If you are a farmer in Iowa, you know what bad news looks like. It looks like 100-mile-an-hour winds over an area two counties wide, the width of Iowa. It looks like corn bent and broken, with shredded leaves. In some places, it looks like corn torn out of the ground. It looks like empty grain bills pulled loose from anchor bolts and rolled into fields. It looks like hopes and dreams rolled up with them.


They called it a “Derecho,” a rare storm featuring winds over a large area, in one direction. I had to look it up online. The explanation made my eyes glaze over, not having a master’s degree in meteorology. Let’s just say it happens under certain rare circumstances, but often enough to have its own name. Hope that it never comes to a town near you.

The actual results of this storm remain undefined. News services reported 10 million acres of crops were affected. One government agency has put the number at 37.7 million acres. Local farmers say the area of real damage is much less than that, especially since the soybeans were not badly damaged in most areas, just the corn.

Dramatic results

The result on the grain markets was dramatic. The storm came just after U.S. Department of Agriculture released its August supply and demand report Aug. 12, which included the latest estimates of crop production. USDA raised corn yields by three bpa, to 181.8 bpa. The soybean yields were raised 3.5 bpa, to 53.3.

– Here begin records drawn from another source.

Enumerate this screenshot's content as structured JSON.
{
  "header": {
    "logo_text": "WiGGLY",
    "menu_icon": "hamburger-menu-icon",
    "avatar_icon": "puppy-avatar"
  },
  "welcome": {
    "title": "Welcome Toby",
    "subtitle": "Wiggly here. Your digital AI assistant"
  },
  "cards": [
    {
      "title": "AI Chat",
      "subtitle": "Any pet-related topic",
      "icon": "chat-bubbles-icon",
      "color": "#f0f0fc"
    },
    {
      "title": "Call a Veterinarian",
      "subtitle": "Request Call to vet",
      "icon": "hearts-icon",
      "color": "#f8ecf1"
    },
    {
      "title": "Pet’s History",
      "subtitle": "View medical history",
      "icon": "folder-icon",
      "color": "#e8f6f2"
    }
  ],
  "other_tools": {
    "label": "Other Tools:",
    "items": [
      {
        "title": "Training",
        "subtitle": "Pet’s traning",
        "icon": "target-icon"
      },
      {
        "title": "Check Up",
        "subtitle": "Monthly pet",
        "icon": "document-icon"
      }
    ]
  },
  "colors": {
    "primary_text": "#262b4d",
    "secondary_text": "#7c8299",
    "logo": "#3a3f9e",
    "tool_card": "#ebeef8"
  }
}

The reaction from the increased corn production was that the December corn futures dropped to the old low of $3.20. It then bounced off support and closed higher. After being slightly lower Aug. 14, December futures gained five and a half cents Aug. 17 to a $3.433⁄4 high and a $3.431⁄2 close. That closed a gap that went back to July 10. As this is being written Aug. 18, we are at $3.441⁄2.

November soybeans made the recent low Aug. 10 at $8.651⁄2. Rallies after the report got us to $9.163⁄4 for a high Aug. 17, and a close at $9.16. As this is written Aug. 18, we are one and three-quarters lower at $9.131⁄2. These are the highest prices for November soybean futures since the March 5 high of $9.22. So, bad news for Iowa farmers, with damage also to some Nebraska and Illinois farmers, was good news for those who missed the storm.

Markets are confused

I am experiencing a little survivor’s guilt, but at the moment I am looking at markets. Those markets were actually confused before the storm dominated thinking. At the same time we got news of higher production from USDA, we saw the first numbers for prevented planting. That was reported at 8.9 million acres of all crops, with 5.375 million acres of corn.

This jibes with what farmers have been saying, especially those from the Dakotas. There the few dry days of spring were spent dragging combines out of the mud as they harvested the crops that stood in the field all winter. Then, it got wetter again, and the planting stopped.

One would think that the prevented acres would be a shock to the market, but with a little thinking came the realization that this was why the government had previously used satellite imagery to change the planted corn estimate from 97 million acres to 92 million acres. Thus, the smaller acreage was already “in the market.”

Other market factors causing some head-scratching were reports of corn production problems in China, and reports of Chinese purchases of corn.

The market right now is concentrating on storm losses and will do the usual job of overreacting until the facts are known. Thus, this is a sales opportunity for soybeans at a decent price and corn at a better price, if you can close your eyes and wince.